Mi compadre Diego Banguera y yo estamos sentados justo al lado del emblemático y señorial Hotel Intercontinental de Cali, en una calle cerrada y un poco oscura, que sirve de parqueadero para nosotros los taxistas adscritos al servicio privado de transporte del hotel.
Somos aproximadamente veinte taxistas y nos encontramos siempre al final de la tarde, para comernos la tradicional empanada caleña con guiso y ají pique de Doña Eulalia. Nos sentamos a respirar el aire fresco debajo de un palo frondoso de mango, sobre las bancas calientes de cemento, que quedan justo al frente del Motel La Madriguera.

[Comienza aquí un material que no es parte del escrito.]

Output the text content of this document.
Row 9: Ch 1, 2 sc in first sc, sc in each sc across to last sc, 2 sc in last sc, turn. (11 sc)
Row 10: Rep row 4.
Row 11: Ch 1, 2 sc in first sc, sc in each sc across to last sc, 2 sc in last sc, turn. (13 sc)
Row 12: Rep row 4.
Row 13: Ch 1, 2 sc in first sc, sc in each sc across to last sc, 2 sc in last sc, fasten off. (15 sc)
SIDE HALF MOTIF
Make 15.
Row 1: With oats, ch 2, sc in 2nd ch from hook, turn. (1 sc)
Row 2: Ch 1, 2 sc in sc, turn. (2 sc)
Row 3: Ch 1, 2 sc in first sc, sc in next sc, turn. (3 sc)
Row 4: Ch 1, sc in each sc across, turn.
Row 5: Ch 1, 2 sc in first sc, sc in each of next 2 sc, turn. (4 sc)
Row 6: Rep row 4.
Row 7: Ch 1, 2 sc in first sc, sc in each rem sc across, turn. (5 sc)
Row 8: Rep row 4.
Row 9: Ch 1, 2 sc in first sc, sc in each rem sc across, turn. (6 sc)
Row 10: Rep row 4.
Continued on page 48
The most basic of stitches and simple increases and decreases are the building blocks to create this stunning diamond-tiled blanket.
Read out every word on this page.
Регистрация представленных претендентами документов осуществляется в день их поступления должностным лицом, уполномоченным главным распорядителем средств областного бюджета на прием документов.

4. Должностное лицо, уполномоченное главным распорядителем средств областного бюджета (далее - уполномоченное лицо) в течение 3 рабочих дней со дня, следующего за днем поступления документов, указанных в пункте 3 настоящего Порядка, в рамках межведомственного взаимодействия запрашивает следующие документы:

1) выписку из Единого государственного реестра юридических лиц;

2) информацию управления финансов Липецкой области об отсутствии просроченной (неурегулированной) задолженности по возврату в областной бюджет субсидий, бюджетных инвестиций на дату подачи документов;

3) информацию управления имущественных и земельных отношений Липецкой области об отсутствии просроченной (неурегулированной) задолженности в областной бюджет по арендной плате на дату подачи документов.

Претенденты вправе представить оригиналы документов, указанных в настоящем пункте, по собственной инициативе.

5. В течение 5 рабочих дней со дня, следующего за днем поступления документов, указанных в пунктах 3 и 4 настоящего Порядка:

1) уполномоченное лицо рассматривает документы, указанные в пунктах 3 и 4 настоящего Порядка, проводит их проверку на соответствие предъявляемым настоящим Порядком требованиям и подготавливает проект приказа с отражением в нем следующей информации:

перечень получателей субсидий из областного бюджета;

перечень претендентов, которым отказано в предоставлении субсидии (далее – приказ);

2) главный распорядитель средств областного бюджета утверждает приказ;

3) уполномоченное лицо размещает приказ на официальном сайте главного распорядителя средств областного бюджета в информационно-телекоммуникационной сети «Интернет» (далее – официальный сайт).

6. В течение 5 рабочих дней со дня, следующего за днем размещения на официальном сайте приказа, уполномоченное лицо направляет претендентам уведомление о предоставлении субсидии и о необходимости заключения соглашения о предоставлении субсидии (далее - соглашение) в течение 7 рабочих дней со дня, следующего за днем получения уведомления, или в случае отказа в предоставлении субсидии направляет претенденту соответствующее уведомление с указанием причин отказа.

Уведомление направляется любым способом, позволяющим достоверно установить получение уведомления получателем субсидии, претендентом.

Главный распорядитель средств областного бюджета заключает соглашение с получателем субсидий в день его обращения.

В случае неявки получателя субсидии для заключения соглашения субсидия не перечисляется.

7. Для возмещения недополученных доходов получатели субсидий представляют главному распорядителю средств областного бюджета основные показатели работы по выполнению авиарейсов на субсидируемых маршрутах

Estoy seguro que pocos caleños se han percatado de esta calle ciega, llena de carros amarillos en fila, que quedó mimetizada y perdida por la obra del puente elevado que atraviesa la calle quinta.
Es una calle delgadita y profunda, que al medio día exhala un fuerte olor a amoníaco y que se desvanece gracias a la brisa húmeda del río. Durante muchos años esta calle ha sido el escondite perfecto para cientos de extranjeros, que llegan a la Sultana del Valle buscando el swing y la calentura del pacífico.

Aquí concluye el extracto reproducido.